B. Application to Mouse Zygotes (Early Development)

• Zygotic Reprogramming: The method was applied to single mouse zygotes to map H3K27me3 (repressive) and H3K4me1 (permissive) alongside transcriptomes.
• Findings:
  • H3K4me1: Accumulated genome-wide without clear promoter/enhancer specificity, showing no correlation with gene expression.
  • H3K27me3: Formed large megabase-scale domains and acted as a specific negative regulator of a subset of genes.
  • Conclusion: At the zygote stage, genes appear poised for activation, with H3K27me3 serving as the primary repressive mechanism modulating transcription.

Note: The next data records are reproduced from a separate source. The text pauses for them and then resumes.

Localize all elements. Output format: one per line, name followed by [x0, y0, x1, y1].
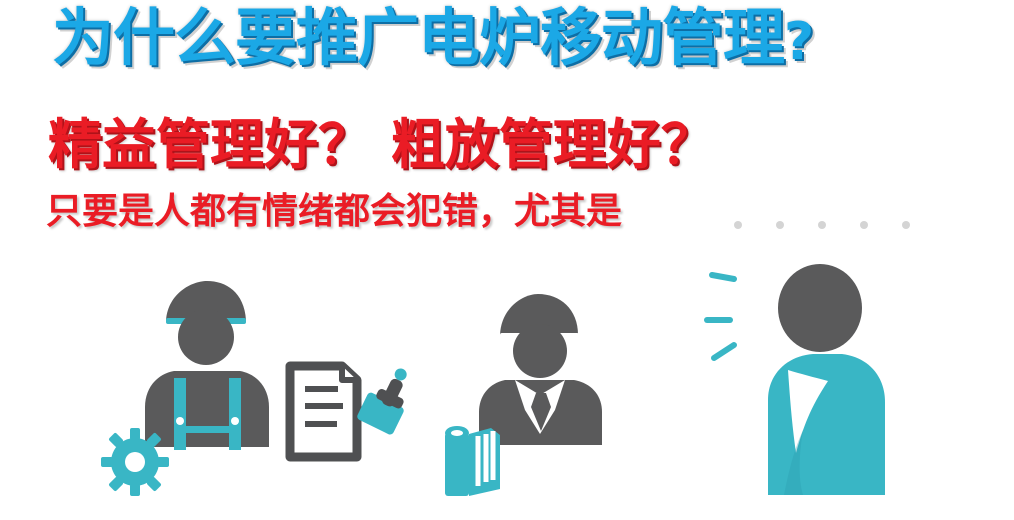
- management-question: 精益管理好？ 粗放管理好？: [48, 114, 715, 176]
- page-title-question-mark: ?: [784, 12, 813, 72]
- blueprint-roll-icon: [445, 426, 500, 496]
- page-title-text: 为什么要推广电炉移动管理: [52, 1, 784, 74]
- worker-with-gear-icon: [101, 281, 269, 496]
- ellipsis-dots: [730, 215, 920, 235]
- illustration-area: [0, 250, 1014, 520]
- human-error-statement: 只要是人都有情绪都会犯错，尤其是: [46, 188, 622, 236]
- speaking-person-icon: [707, 264, 885, 495]
- document-with-stamp-icon: [290, 360, 420, 457]
- manager-with-tie-icon: [479, 294, 602, 445]
- page-title: 为什么要推广电炉移动管理?: [52, 2, 813, 78]
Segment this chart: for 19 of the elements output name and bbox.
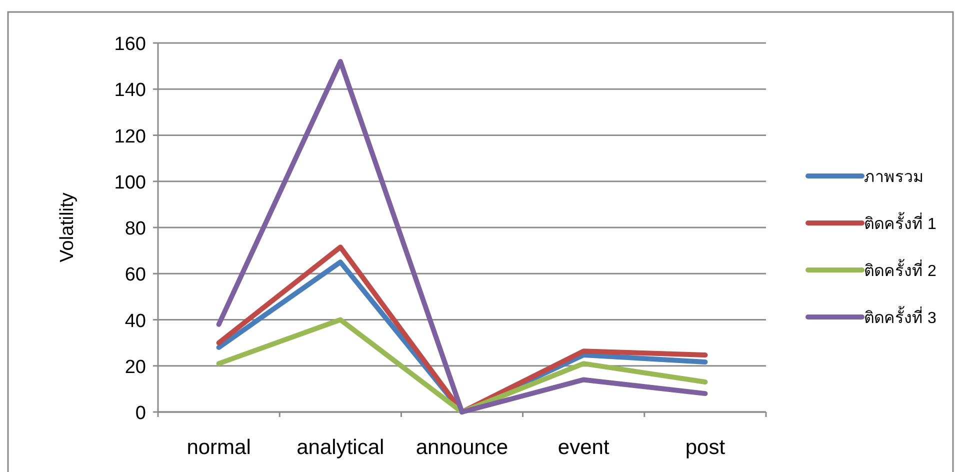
legend-label: ติดครั้งที่ 2	[864, 259, 936, 280]
y-axis-title: Volatility	[57, 192, 78, 262]
x-tick-label: analytical	[296, 436, 384, 459]
y-tick-label: 20	[124, 356, 146, 378]
y-tick-label: 140	[114, 80, 146, 102]
y-tick-label: 60	[124, 264, 146, 286]
y-tick-label: 80	[124, 218, 146, 240]
x-tick-label: post	[685, 436, 726, 459]
y-tick-label: 0	[135, 403, 146, 424]
x-tick-label: announce	[416, 436, 508, 459]
y-tick-label: 40	[124, 310, 146, 332]
y-tick-label: 160	[114, 34, 146, 55]
legend-label: ติดครั้งที่ 1	[864, 212, 936, 233]
legend-label: ภาพรวม	[864, 169, 924, 186]
x-tick-label: event	[558, 436, 610, 459]
x-tick-label: normal	[186, 436, 251, 459]
y-tick-label: 120	[114, 126, 146, 148]
y-tick-label: 100	[114, 172, 146, 194]
legend-label: ติดครั้งที่ 3	[864, 306, 936, 327]
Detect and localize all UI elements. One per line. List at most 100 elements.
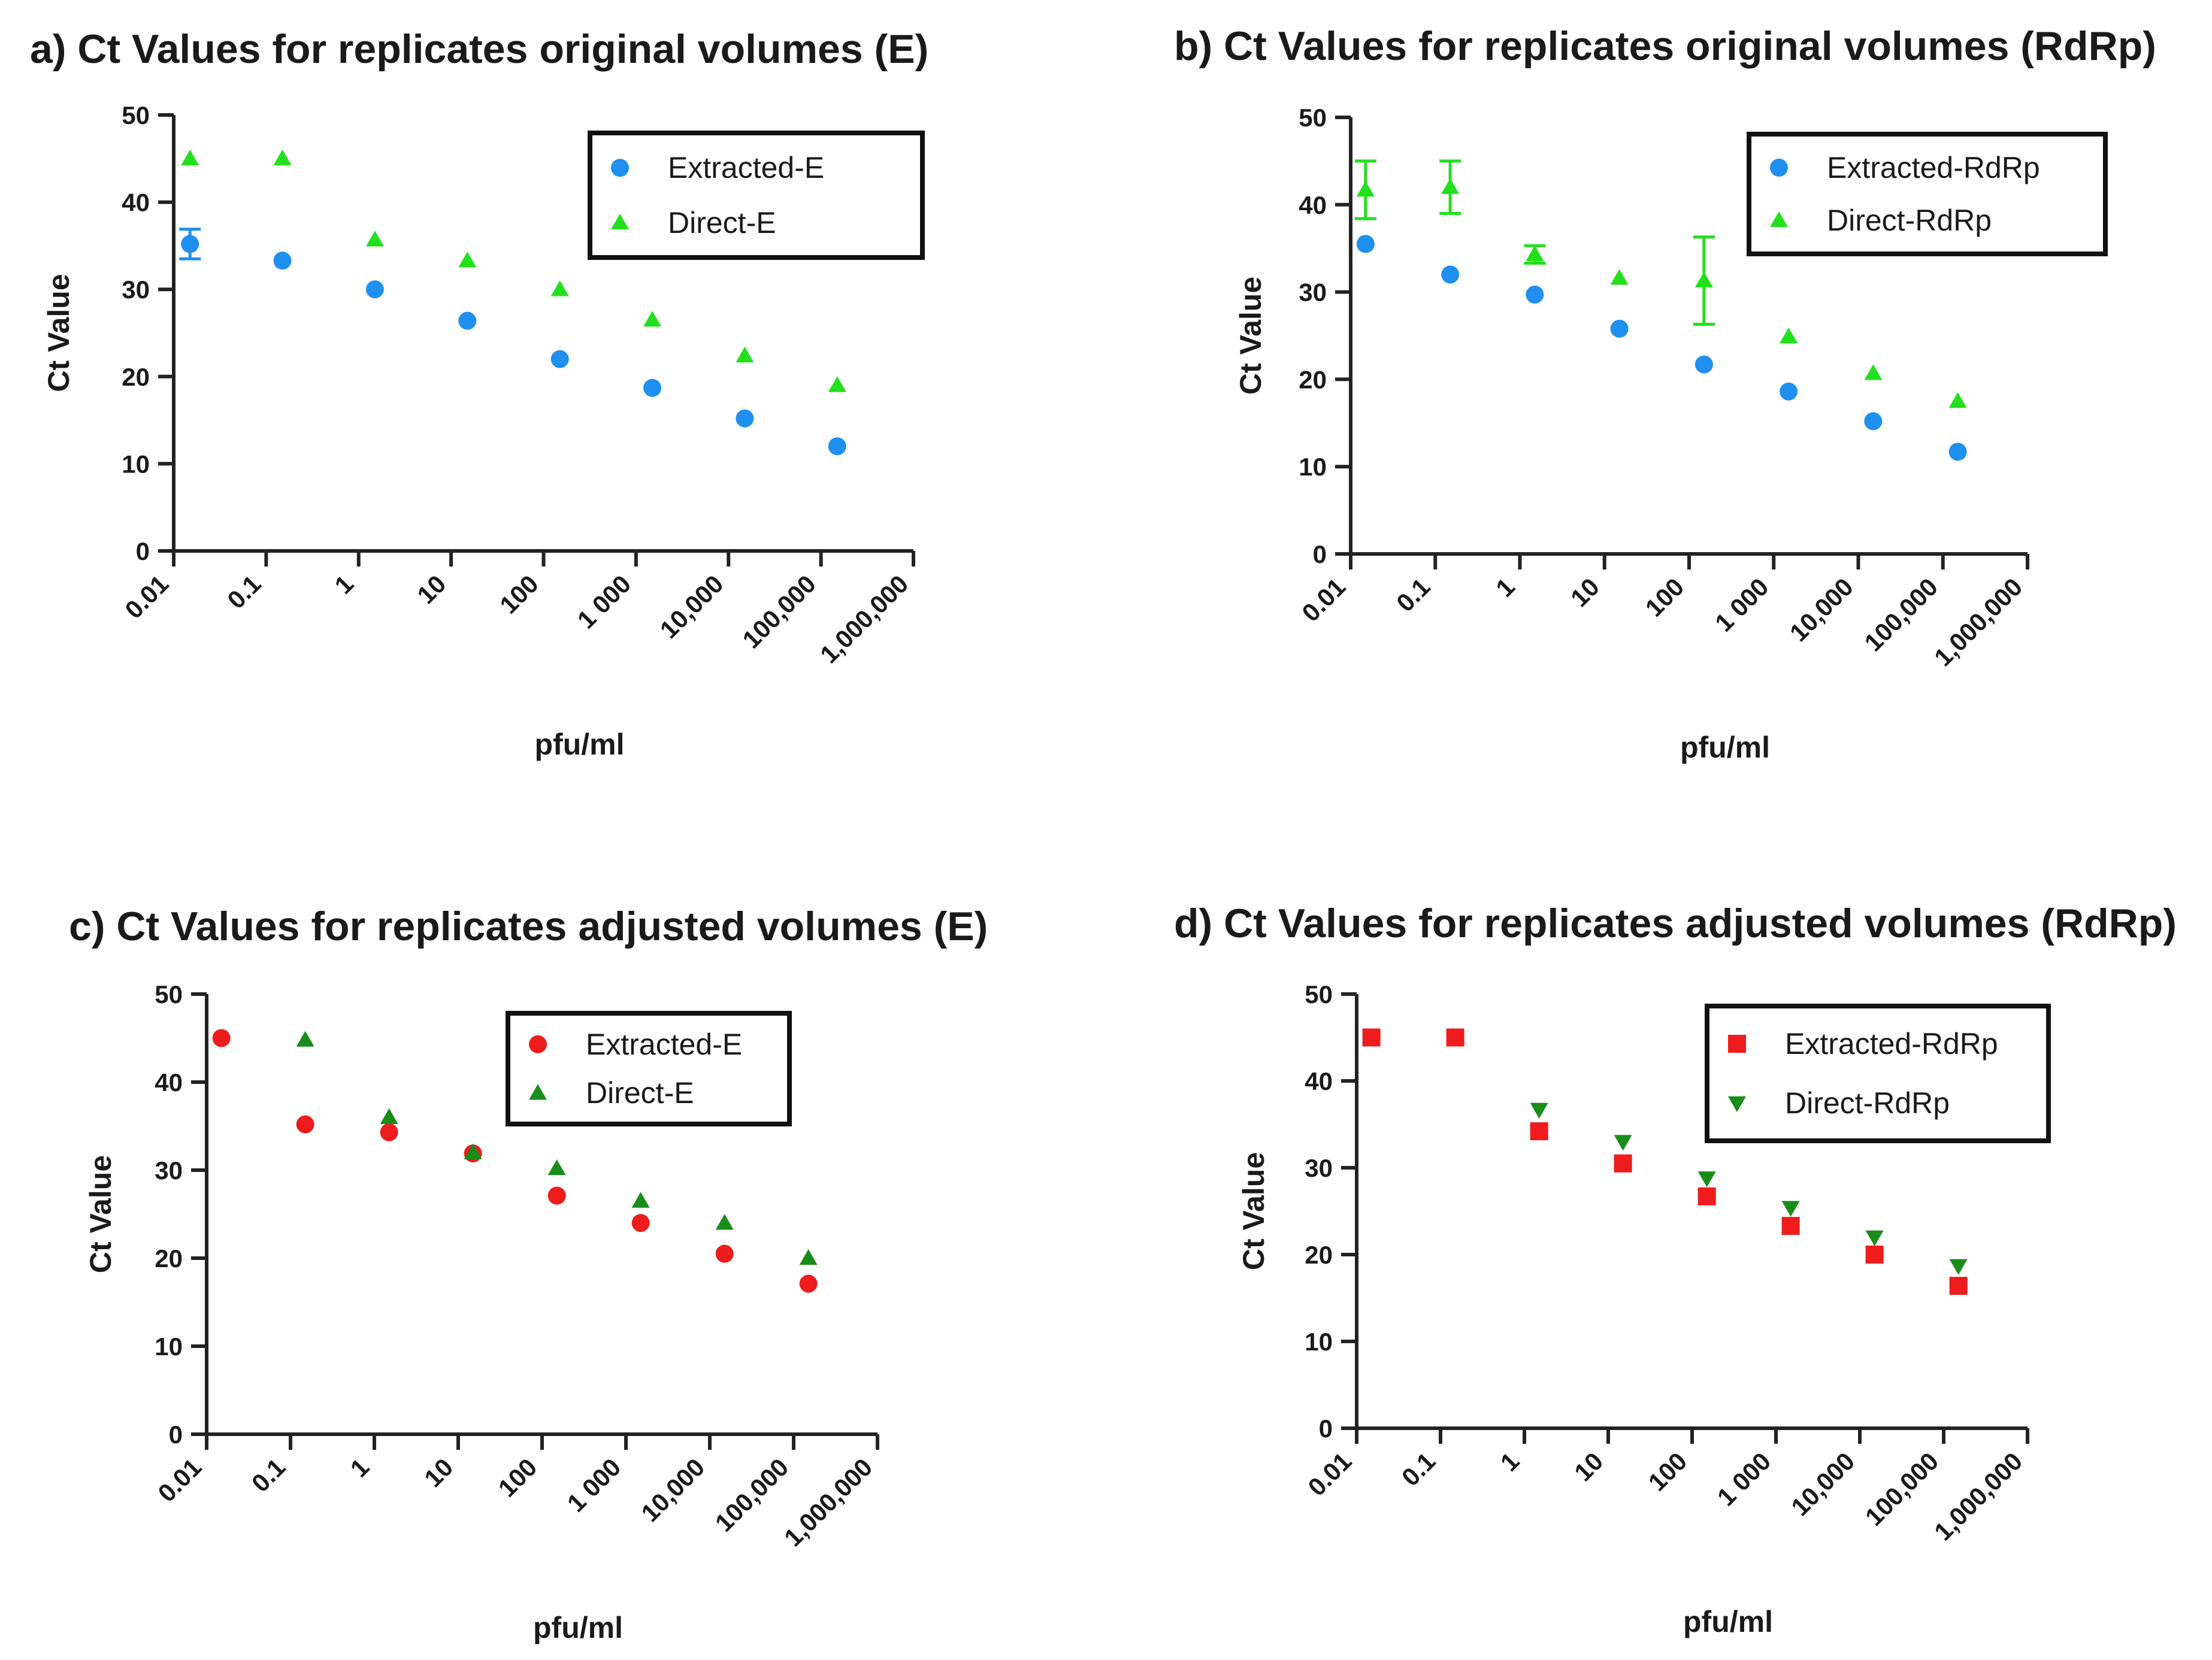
- data-point: [1948, 392, 1967, 408]
- data-point: [181, 235, 199, 253]
- data-point: [1530, 1122, 1548, 1141]
- x-tick-label: 1,000,000: [779, 1453, 877, 1552]
- data-point: [296, 1115, 314, 1134]
- x-tick-label: 10: [1565, 572, 1605, 612]
- x-tick-label: 1 000: [562, 1453, 627, 1517]
- legend-marker: [1770, 159, 1788, 177]
- y-tick-label: 30: [1305, 1154, 1333, 1182]
- data-point: [1697, 1187, 1716, 1205]
- data-point: [1949, 1259, 1968, 1275]
- series-extracted-rdrp: [1362, 1028, 1968, 1295]
- y-tick-label: 0: [169, 1420, 183, 1449]
- x-tick-label: 1 000: [572, 570, 637, 634]
- series-direct-e: [296, 1031, 818, 1265]
- y-axis-label: Ct Value: [42, 274, 75, 392]
- x-tick-label: 100: [1643, 1447, 1693, 1497]
- data-point: [1781, 1201, 1800, 1217]
- x-tick-label: 10,000: [1784, 572, 1859, 647]
- y-tick-label: 10: [155, 1332, 183, 1361]
- y-tick-label: 0: [1313, 540, 1327, 568]
- x-axis-label: pfu/ml: [1683, 1605, 1773, 1638]
- data-point: [1614, 1135, 1632, 1151]
- data-point: [458, 252, 477, 268]
- chart-panel-c: c) Ct Values for replicates adjusted vol…: [69, 904, 988, 1644]
- series-extracted-e: [179, 228, 846, 456]
- legend-marker: [529, 1035, 547, 1053]
- legend-box: [506, 1011, 792, 1126]
- data-point: [550, 350, 569, 368]
- y-tick-label: 10: [122, 450, 150, 478]
- legend-box: [1705, 1004, 2051, 1143]
- y-axis-label: Ct Value: [1234, 277, 1267, 395]
- data-point: [458, 311, 477, 330]
- data-point: [1526, 285, 1544, 304]
- x-axis-label: pfu/ml: [1680, 731, 1770, 764]
- x-tick-label: 100: [1640, 572, 1690, 622]
- data-point: [1780, 327, 1798, 344]
- chart-title: a) Ct Values for replicates original vol…: [30, 26, 928, 72]
- x-tick-label: 100,000: [1860, 1447, 1944, 1531]
- legend-marker: [1728, 1096, 1746, 1112]
- chart-panel-b: b) Ct Values for replicates original vol…: [1174, 23, 2156, 764]
- chart-title: b) Ct Values for replicates original vol…: [1174, 23, 2156, 69]
- legend: Extracted-RdRp Direct-RdRp: [1705, 1004, 2051, 1143]
- data-point: [631, 1214, 650, 1232]
- data-point: [1610, 269, 1629, 285]
- legend-label: Extracted-E: [668, 151, 824, 184]
- x-tick-label: 1,000,000: [1929, 572, 2028, 671]
- data-point: [181, 149, 199, 166]
- data-point: [273, 252, 292, 270]
- data-point: [799, 1249, 818, 1265]
- legend: Extracted-E Direct-E: [506, 1011, 792, 1126]
- data-point: [547, 1159, 566, 1176]
- data-point: [631, 1192, 650, 1208]
- data-point: [1530, 1102, 1548, 1119]
- series-extracted-e: [212, 1029, 818, 1293]
- legend-marker: [529, 1084, 547, 1100]
- data-point: [550, 280, 569, 296]
- data-point: [1694, 271, 1713, 287]
- data-point: [799, 1274, 818, 1293]
- y-tick-label: 0: [1319, 1414, 1333, 1443]
- x-tick-label: 10,000: [636, 1453, 710, 1527]
- data-point: [736, 409, 754, 428]
- chart-panel-a: a) Ct Values for replicates original vol…: [30, 26, 928, 761]
- x-tick-label: 1: [345, 1453, 375, 1483]
- legend-box: [1747, 132, 2108, 256]
- data-point: [1694, 355, 1713, 374]
- data-point: [1948, 443, 1967, 461]
- x-tick-label: 0.1: [1391, 572, 1436, 617]
- x-tick-label: 10: [411, 570, 451, 609]
- x-tick-label: 10: [419, 1453, 458, 1492]
- data-point: [736, 346, 754, 363]
- y-tick-label: 50: [122, 101, 150, 129]
- data-point: [1441, 265, 1460, 284]
- x-tick-label: 1: [329, 570, 359, 599]
- y-tick-label: 50: [1305, 980, 1333, 1008]
- y-tick-label: 40: [1305, 1067, 1333, 1095]
- x-tick-label: 0.01: [119, 570, 174, 624]
- chart-title: d) Ct Values for replicates adjusted vol…: [1174, 901, 2177, 946]
- data-point: [380, 1108, 398, 1125]
- data-point: [1356, 235, 1375, 253]
- y-tick-label: 20: [155, 1244, 183, 1273]
- data-point: [1864, 364, 1883, 380]
- data-point: [1781, 1217, 1800, 1235]
- x-tick-label: 0.1: [1396, 1447, 1441, 1492]
- legend-label: Direct-RdRp: [1785, 1086, 1950, 1120]
- data-point: [1949, 1277, 1968, 1295]
- chart-title: c) Ct Values for replicates adjusted vol…: [69, 904, 988, 949]
- chart-panel-d: d) Ct Values for replicates adjusted vol…: [1174, 901, 2177, 1638]
- data-point: [1864, 412, 1883, 431]
- data-point: [1865, 1246, 1884, 1264]
- y-tick-label: 20: [1299, 365, 1327, 393]
- y-axis-label: Ct Value: [84, 1155, 117, 1273]
- y-axis-label: Ct Value: [1237, 1152, 1270, 1270]
- x-tick-label: 1,000,000: [1929, 1447, 2028, 1546]
- legend-marker: [1770, 211, 1788, 228]
- legend-label: Direct-RdRp: [1827, 204, 1992, 237]
- data-point: [380, 1123, 398, 1141]
- data-point: [828, 376, 846, 392]
- y-tick-label: 30: [155, 1156, 183, 1185]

C. Epigenomic Priming in the Mammary Gland

• Cell Fate Mapping: Profiling of the mouse mammary gland epithelium (Basal, Luminal ER-, Luminal ER+).
• Discordance Discovery: While RNA and cytometry profiles aligned perfectly, a subset of cells classified as Basal by RNA/cytometry exhibited Luminal-like epigenomes (specifically H3K4me1 enrichment and H3K27me3 depletion at luminal loci).
• Priming: This "epigenomic priming" was undetectable at the RNA or protein level, suggesting that basal cells possess a latent epigenetic "ready state" for luminal differentiation, likely mediated by H3K4me1.
• MOFA Analysis: Multi-Omics Factor Analysis revealed that specific latent factors (e.g., Factor 7) integrated RNA and epigenomic data to define basal cell fate, while others (Factor 2) captured epigenomic-only variations related to stemness factors (e.g., Zfx, Trp63).

D. Dynamics of Basal-to-Luminal Transdifferentiation

• In Vivo Model: Basal cells were transplanted into cleared fat pads of immunodeficient mice to induce regeneration in the absence of luminal cells.
• Continuous vs. Binary:
  • Epigenome: Showed a continuous progression from basal to luminal states, revealing a transitional cell population with intermediate epigenomic profiles absent in reference populations.
  • Transcriptome: Exhibited a binary switch between basal and luminal identities.
• Transitioning Cells: Cells in the intermediate epigenomic state showed:
  • Upregulation of stemness drivers (e.g., Axl).
  • Downregulation of TNF$\alpha$ and p53 signaling (suggesting temporary suppression of p53 facilitates plasticity).
  • Increased proliferation.

5. Significance

• Decoupling Regulatory Layers: OneCell demonstrates that epigenomic remodeling often precedes and poises cells for fate transitions, occurring before detectable changes in the transcriptome. This challenges the view of cell fate transitions as purely binary switches.
• Rare Cell Analysis: The ability to profile single cells from low-input, patient-derived, or rare in vivo samples opens new avenues for studying developmental biology, cancer heterogeneity, and drug resistance mechanisms that were previously inaccessible due to input constraints.
• Mechanistic Insight: By linking surface markers, chromatin states, and gene expression in the same cell, the study elucidates the molecular mechanisms (e.g., H3K27me3 repression, H3K4me1 priming) driving cellular plasticity and tissue regeneration.

In summary, OneCell CUT&Tag is a transformative tool that bridges the gap between low-input feasibility and high-resolution multi-omic profiling, revealing hidden layers of cellular identity and plasticity in complex biological systems.